Design of quasi-zero stiffness compliant shock isolator under strong shock excitation

Abstract

The quasi-zero stiffness (QZS) mechanism can rely on the combination of negative and positive stiffness elements to achieve very low dynamic stiffness while obtaining high static stiffness to support the isolated payload. It is a nonlinear shock isolation method with good shock isolation performance. In this paper, a new QZS compliant shock isolator is designed for shock isolation under strong acceleration shock excitation(>1000g), by paralleling a fixed-guided beam with negative stiffness and a Roberts configuration compliant beam with positive stiffness. The force-displacement characteristics of the QZS compliant shock isolator is analyzed and calculated theoretically using an elliptic integration method, and are verified by comparison using finite element simulation. The dynamic time-domain response characteristics of the QZS compliant shock isolator under the excitation of ideal shock excitation with different amplitudes, different periods, different payloads, and actual shock excitation are calculated, and compared with the performance of a general positive stiffness compliant shock isolator under the same excitation.
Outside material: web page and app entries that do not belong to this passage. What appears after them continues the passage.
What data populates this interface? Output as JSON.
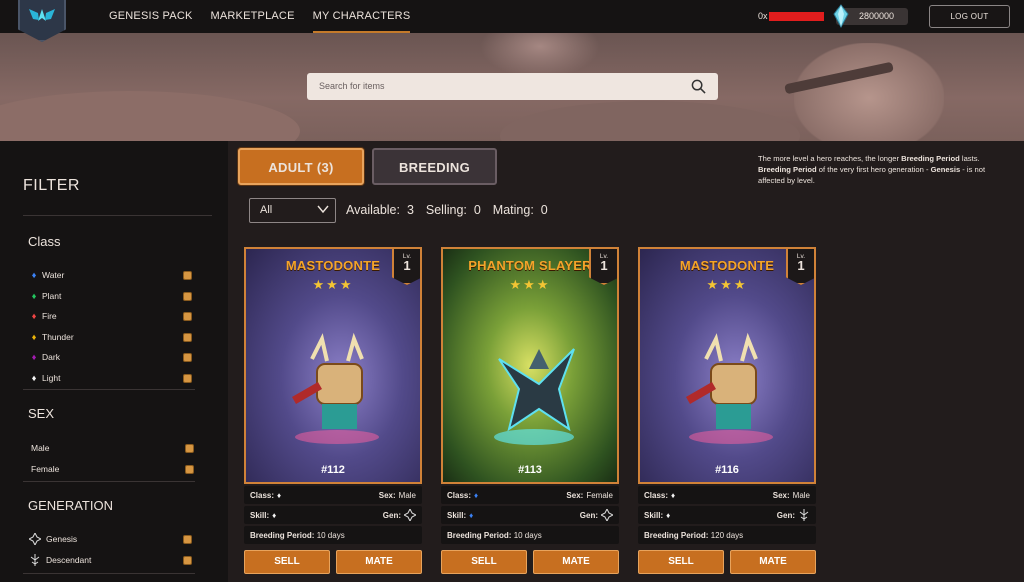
{
  "nav": {
    "items": [
      "GENESIS PACK",
      "MARKETPLACE",
      "MY CHARACTERS"
    ],
    "active_index": 2
  },
  "header": {
    "wallet_prefix": "0x",
    "balance": "2800000",
    "logout_label": "LOG OUT"
  },
  "search": {
    "placeholder": "Search for items"
  },
  "sidebar": {
    "title": "FILTER",
    "class_title": "Class",
    "classes": [
      {
        "label": "Water",
        "color": "#3b82f6"
      },
      {
        "label": "Plant",
        "color": "#22c55e"
      },
      {
        "label": "Fire",
        "color": "#ef4444"
      },
      {
        "label": "Thunder",
        "color": "#eab308"
      },
      {
        "label": "Dark",
        "color": "#a21caf"
      },
      {
        "label": "Light",
        "color": "#f5f5f5"
      }
    ],
    "sex_title": "SEX",
    "sexes": [
      "Male",
      "Female"
    ],
    "generation_title": "GENERATION",
    "generations": [
      "Genesis",
      "Descendant"
    ]
  },
  "tabs": {
    "adult": "ADULT (3)",
    "breeding": "BREEDING"
  },
  "note": {
    "p1": "The more level a hero reaches, the longer ",
    "b1": "Breeding Period",
    "p2": " lasts. ",
    "b2": "Breeding Period",
    "p3": " of the very first hero generation - ",
    "b3": "Genesis",
    "p4": " - is not affected by level."
  },
  "controls": {
    "select_value": "All",
    "available_label": "Available:",
    "available_value": "3",
    "selling_label": "Selling:",
    "selling_value": "0",
    "mating_label": "Mating:",
    "mating_value": "0"
  },
  "labels": {
    "class": "Class:",
    "sex": "Sex:",
    "skill": "Skill:",
    "gen": "Gen:",
    "breeding_period": "Breeding Period:",
    "lv": "Lv.",
    "sell": "SELL",
    "mate": "MATE"
  },
  "cards": [
    {
      "name": "MASTODONTE",
      "stars": "★★★",
      "level": "1",
      "id": "#112",
      "sex": "Male",
      "class_color": "#f5f5f5",
      "skill_color": "#f5f5f5",
      "breeding_period": "10 days",
      "gen_icon": "genesis-icon",
      "art": "purple"
    },
    {
      "name": "PHANTOM SLAYER",
      "stars": "★★★",
      "level": "1",
      "id": "#113",
      "sex": "Female",
      "class_color": "#3b82f6",
      "skill_color": "#3b82f6",
      "breeding_period": "10 days",
      "gen_icon": "genesis-icon",
      "art": "green"
    },
    {
      "name": "MASTODONTE",
      "stars": "★★★",
      "level": "1",
      "id": "#116",
      "sex": "Male",
      "class_color": "#f5f5f5",
      "skill_color": "#f5f5f5",
      "breeding_period": "120 days",
      "gen_icon": "descendant-icon",
      "art": "purple"
    }
  ]
}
The results show that the proposed QZS compliant shock isolator can be applied to shock isolation under strong shock excitation, and exhibits good constant force characteristics in the whole stroke during the shock isolation process, and is less affected by the amplitude and period of shock excitation. Compared with the general positive stiffness compliant shock isolator, the proposed QZS compliant shock isolator can significantly reduce the peak of the shock, reduce the maximum acceleration ratio and improve the shock isolation performance. It can provide some theoretical guidance for the design of the QZS compliant shock isolator under strong shock excitation.